Hedge Funds

Hedge Funds’ Profit-Taking in Chinese Internet Stocks Is Natural, KraneShares Says


(Yicai) Oct. 17 — It is unsurprising that some overseas hedge funds have recently taken profits from their Chinese internet stock positions after a strong rally this year, Henry Greene, head of investment strategy at KraneShares, told Yicai.

The internet sector remains the most popular China equity theme this year, with inflows approaching USD2 billion so far, Greene told Yicai during the 2025 Greenwich Economic Forum, held recently in Connecticut, United States. While some funds have locked in gains, year-to-date net inflows are still around USD100 million, marking a sharp turnaround from the heavy outflows of recent years.

KraneShares’ flagship fund, KraneShares CSI China Internet ETF [NYSEARCA: KWEB], tracks the CSI Overseas China Internet Index, and remains the main vehicle for global investors seeking exposure to Chinese technology giants such as Tencent, Alibaba, and Pinduoduo. The ETF’s sharp rebound from an 80 percent collapse between 2021 and 2024 underscores a notable recovery in investor sentiment.

Greene noted that earnings growth in the internet sector has strengthened, with the rise of artificial intelligence further boosting market confidence. The emergence of major Chinese AI models — from startups like DeepSeek to big tech firms such as Alibaba with its Qwen series — has drawn global attention. Alibaba has also formed an internal robotics team, joining the global race to develop AI-powered physical products.
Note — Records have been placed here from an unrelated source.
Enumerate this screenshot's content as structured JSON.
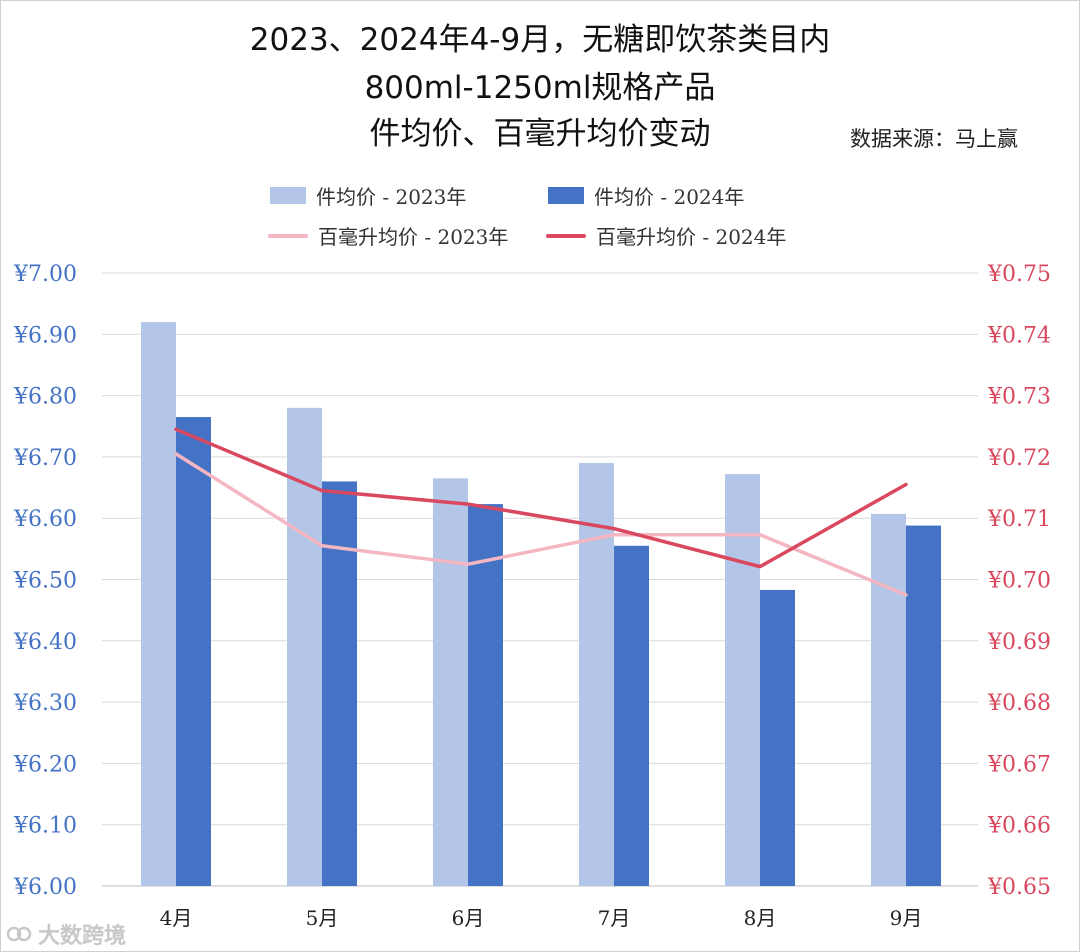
{
  "title": {
    "line1": "2023、2024年4-9月，无糖即饮茶类目内",
    "line2": "800ml-1250ml规格产品",
    "line3": "件均价、百毫升均价变动"
  },
  "source": "数据来源：马上赢",
  "watermark": "大数跨境",
  "colors": {
    "bar2023": "#b4c6e7",
    "bar2024": "#4472c4",
    "line2023": "#f4b6c2",
    "line2024": "#d9485f",
    "leftAxis": "#4472c4",
    "rightAxis": "#d9485f",
    "grid": "#d9d9d9"
  },
  "chart_data": {
    "type": "bar",
    "categories": [
      "4月",
      "5月",
      "6月",
      "7月",
      "8月",
      "9月"
    ],
    "series": [
      {
        "name": "件均价 - 2023年",
        "type": "bar",
        "axis": "left",
        "values": [
          6.92,
          6.78,
          6.665,
          6.69,
          6.672,
          6.607
        ]
      },
      {
        "name": "件均价 - 2024年",
        "type": "bar",
        "axis": "left",
        "values": [
          6.765,
          6.66,
          6.623,
          6.555,
          6.483,
          6.588
        ]
      },
      {
        "name": "百毫升均价 - 2023年",
        "type": "line",
        "axis": "right",
        "values": [
          0.7205,
          0.7055,
          0.7025,
          0.7073,
          0.7073,
          0.6975
        ]
      },
      {
        "name": "百毫升均价 - 2024年",
        "type": "line",
        "axis": "right",
        "values": [
          0.7245,
          0.7145,
          0.7123,
          0.7083,
          0.7021,
          0.7155
        ]
      }
    ],
    "y_left": {
      "min": 6.0,
      "max": 7.0,
      "step": 0.1,
      "ticks": [
        "¥6.00",
        "¥6.10",
        "¥6.20",
        "¥6.30",
        "¥6.40",
        "¥6.50",
        "¥6.60",
        "¥6.70",
        "¥6.80",
        "¥6.90",
        "¥7.00"
      ]
    },
    "y_right": {
      "min": 0.65,
      "max": 0.75,
      "step": 0.01,
      "ticks": [
        "¥0.65",
        "¥0.66",
        "¥0.67",
        "¥0.68",
        "¥0.69",
        "¥0.70",
        "¥0.71",
        "¥0.72",
        "¥0.73",
        "¥0.74",
        "¥0.75"
      ]
    },
    "grid": true,
    "legend": "top"
  }
}
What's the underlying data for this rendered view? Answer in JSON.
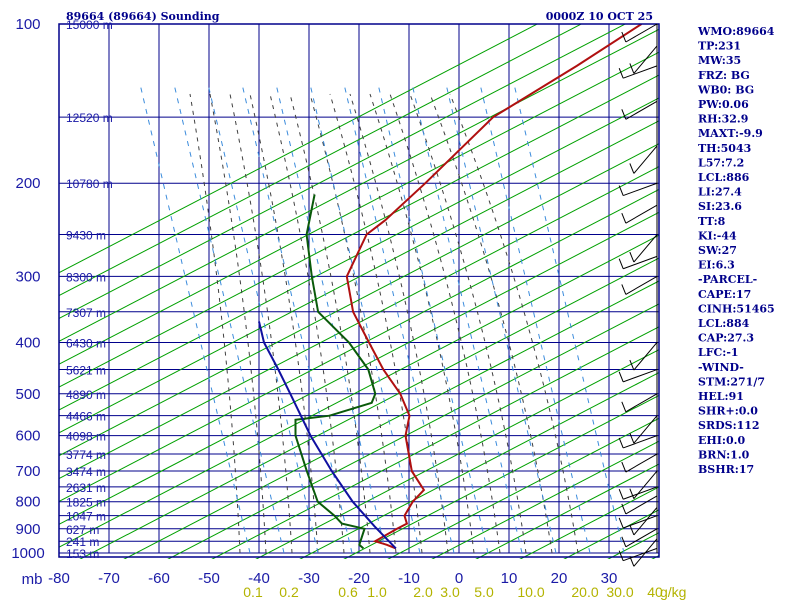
{
  "header": {
    "station_title": "89664 (89664) Sounding",
    "time_label": "0000Z 10 OCT 25"
  },
  "chart_data": {
    "type": "line",
    "subtype": "skew-t log-p thermodynamic diagram",
    "axes": {
      "pressure_unit_label": "mb",
      "pressure_ticks": [
        100,
        200,
        300,
        400,
        500,
        600,
        700,
        800,
        900,
        1000
      ],
      "temperature_ticks": [
        -80,
        -70,
        -60,
        -50,
        -40,
        -30,
        -20,
        -10,
        0,
        10,
        20,
        30
      ],
      "temperature_range": [
        -80,
        40
      ],
      "pressure_range": [
        1050,
        100
      ],
      "mixing_ratio_ticks": [
        "0.1",
        "0.2",
        "0.6",
        "1.0",
        "2.0",
        "3.0",
        "5.0",
        "10.0",
        "20.0",
        "30.0",
        "40"
      ],
      "mixing_ratio_unit": "g/kg",
      "height_ticks": [
        {
          "label": "15000 m",
          "p": 100
        },
        {
          "label": "12520 m",
          "p": 150
        },
        {
          "label": "10780 m",
          "p": 200
        },
        {
          "label": "9430 m",
          "p": 250
        },
        {
          "label": "8300 m",
          "p": 300
        },
        {
          "label": "7307 m",
          "p": 350
        },
        {
          "label": "6430 m",
          "p": 400
        },
        {
          "label": "5621 m",
          "p": 450
        },
        {
          "label": "4890 m",
          "p": 500
        },
        {
          "label": "4466 m",
          "p": 550
        },
        {
          "label": "4098 m",
          "p": 600
        },
        {
          "label": "3774 m",
          "p": 650
        },
        {
          "label": "3474 m",
          "p": 700
        },
        {
          "label": "2631 m",
          "p": 750
        },
        {
          "label": "1825 m",
          "p": 800
        },
        {
          "label": "1047 m",
          "p": 850
        },
        {
          "label": "627 m",
          "p": 900
        },
        {
          "label": "241 m",
          "p": 950
        },
        {
          "label": "153 m",
          "p": 1000
        }
      ]
    },
    "series": [
      {
        "role": "temperature",
        "color": "#b01010",
        "points": [
          {
            "p": 980,
            "t": -13.5
          },
          {
            "p": 965,
            "t": -16
          },
          {
            "p": 950,
            "t": -19
          },
          {
            "p": 900,
            "t": -17
          },
          {
            "p": 880,
            "t": -16
          },
          {
            "p": 850,
            "t": -18
          },
          {
            "p": 800,
            "t": -19
          },
          {
            "p": 760,
            "t": -19
          },
          {
            "p": 700,
            "t": -25
          },
          {
            "p": 600,
            "t": -33
          },
          {
            "p": 550,
            "t": -36
          },
          {
            "p": 500,
            "t": -42
          },
          {
            "p": 450,
            "t": -50
          },
          {
            "p": 400,
            "t": -58
          },
          {
            "p": 350,
            "t": -67
          },
          {
            "p": 300,
            "t": -75
          },
          {
            "p": 250,
            "t": -79
          },
          {
            "p": 235,
            "t": -78
          },
          {
            "p": 200,
            "t": -77
          },
          {
            "p": 150,
            "t": -76
          },
          {
            "p": 120,
            "t": -69
          },
          {
            "p": 100,
            "t": -64
          }
        ]
      },
      {
        "role": "dewpoint",
        "color": "#0a5a0a",
        "points": [
          {
            "p": 980,
            "t": -20
          },
          {
            "p": 965,
            "t": -21.5
          },
          {
            "p": 900,
            "t": -23.5
          },
          {
            "p": 880,
            "t": -29
          },
          {
            "p": 850,
            "t": -32
          },
          {
            "p": 800,
            "t": -38
          },
          {
            "p": 700,
            "t": -46
          },
          {
            "p": 600,
            "t": -55
          },
          {
            "p": 560,
            "t": -58
          },
          {
            "p": 550,
            "t": -52
          },
          {
            "p": 520,
            "t": -46
          },
          {
            "p": 500,
            "t": -47
          },
          {
            "p": 450,
            "t": -53
          },
          {
            "p": 400,
            "t": -62
          },
          {
            "p": 350,
            "t": -74
          },
          {
            "p": 300,
            "t": -82
          },
          {
            "p": 250,
            "t": -91
          },
          {
            "p": 210,
            "t": -97
          }
        ]
      },
      {
        "role": "parcel",
        "color": "#1010a0",
        "points": [
          {
            "p": 980,
            "t": -13.5
          },
          {
            "p": 890,
            "t": -22
          },
          {
            "p": 800,
            "t": -31
          },
          {
            "p": 700,
            "t": -41
          },
          {
            "p": 600,
            "t": -52
          },
          {
            "p": 500,
            "t": -64
          },
          {
            "p": 450,
            "t": -71
          },
          {
            "p": 400,
            "t": -79
          },
          {
            "p": 365,
            "t": -84
          }
        ]
      }
    ],
    "wind_barbs": [
      {
        "p": 100
      },
      {
        "p": 110
      },
      {
        "p": 120
      },
      {
        "p": 140
      },
      {
        "p": 170
      },
      {
        "p": 200
      },
      {
        "p": 220
      },
      {
        "p": 250
      },
      {
        "p": 275
      },
      {
        "p": 300
      },
      {
        "p": 400
      },
      {
        "p": 450
      },
      {
        "p": 500
      },
      {
        "p": 550
      },
      {
        "p": 600
      },
      {
        "p": 650
      },
      {
        "p": 700
      },
      {
        "p": 750
      },
      {
        "p": 780
      },
      {
        "p": 820
      },
      {
        "p": 850
      },
      {
        "p": 900
      },
      {
        "p": 940
      },
      {
        "p": 980
      }
    ]
  },
  "indices": [
    "WMO:89664",
    "TP:231",
    "MW:35",
    "FRZ: BG",
    "WB0: BG",
    "PW:0.06",
    "RH:32.9",
    "MAXT:-9.9",
    "TH:5043",
    "L57:7.2",
    "LCL:886",
    "LI:27.4",
    "SI:23.6",
    "TT:8",
    "KI:-44",
    "SW:27",
    "EI:6.3",
    "-PARCEL-",
    "CAPE:17",
    "CINH:51465",
    "LCL:884",
    "CAP:27.3",
    "LFC:-1",
    "-WIND-",
    "STM:271/7",
    "HEL:91",
    "SHR+:0.0",
    "SRDS:112",
    "EHI:0.0",
    "BRN:1.0",
    "BSHR:17"
  ],
  "colors": {
    "grid": "#00008b",
    "dry_adiabat": "#00a000",
    "moist_adiabat": "#404040",
    "mixing_ratio": "#3c8cdc",
    "temperature": "#b01010",
    "dewpoint": "#0a5a0a",
    "parcel": "#1010a0",
    "text": "#00008b"
  }
}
Progress in homegrown chips, including Baidu’s Kunlun and Alibaba’s T-Head series, has reinforced confidence by enabling Chinese internet firms to train larger AI models and expand their cloud businesses, Greene said. “The key question for investors,” he added, “is whether Alibaba’s accelerated cloud growth and surging capital expenditure can be supported by sufficient chip supply.”

That uncertainty helps explain the recent market volatility. Despite strong gains earlier this year, both the NASDAQ Golden Dragon China Index [INDEXNASDAQ: HXC] and KWEB have retreated about 10 percent this month as investors take profits.

“Given that KWEB is already up nearly 50 percent this year, it’s not surprising to see some profit-taking by global hedge funds,” Greene said. “Compared with long-only investors, hedge funds — the so-called ‘fast money’ — tend to move quickest in this type of rally.”

Many long-term institutional investors in Europe and the US remain cautious but are showing renewed interest. After years of scaling back their China teams, several firms have begun rehiring analysts, Greene said, adding that KraneShares has received increased requests for China equity research this year.

He concluded that a recovery in China’s domestic demand will be key to restoring long-term foreign investor confidence. “Whether domestic consumption can rebound,” Greene said, “is one of the most important indicators foreign institutions are watching.”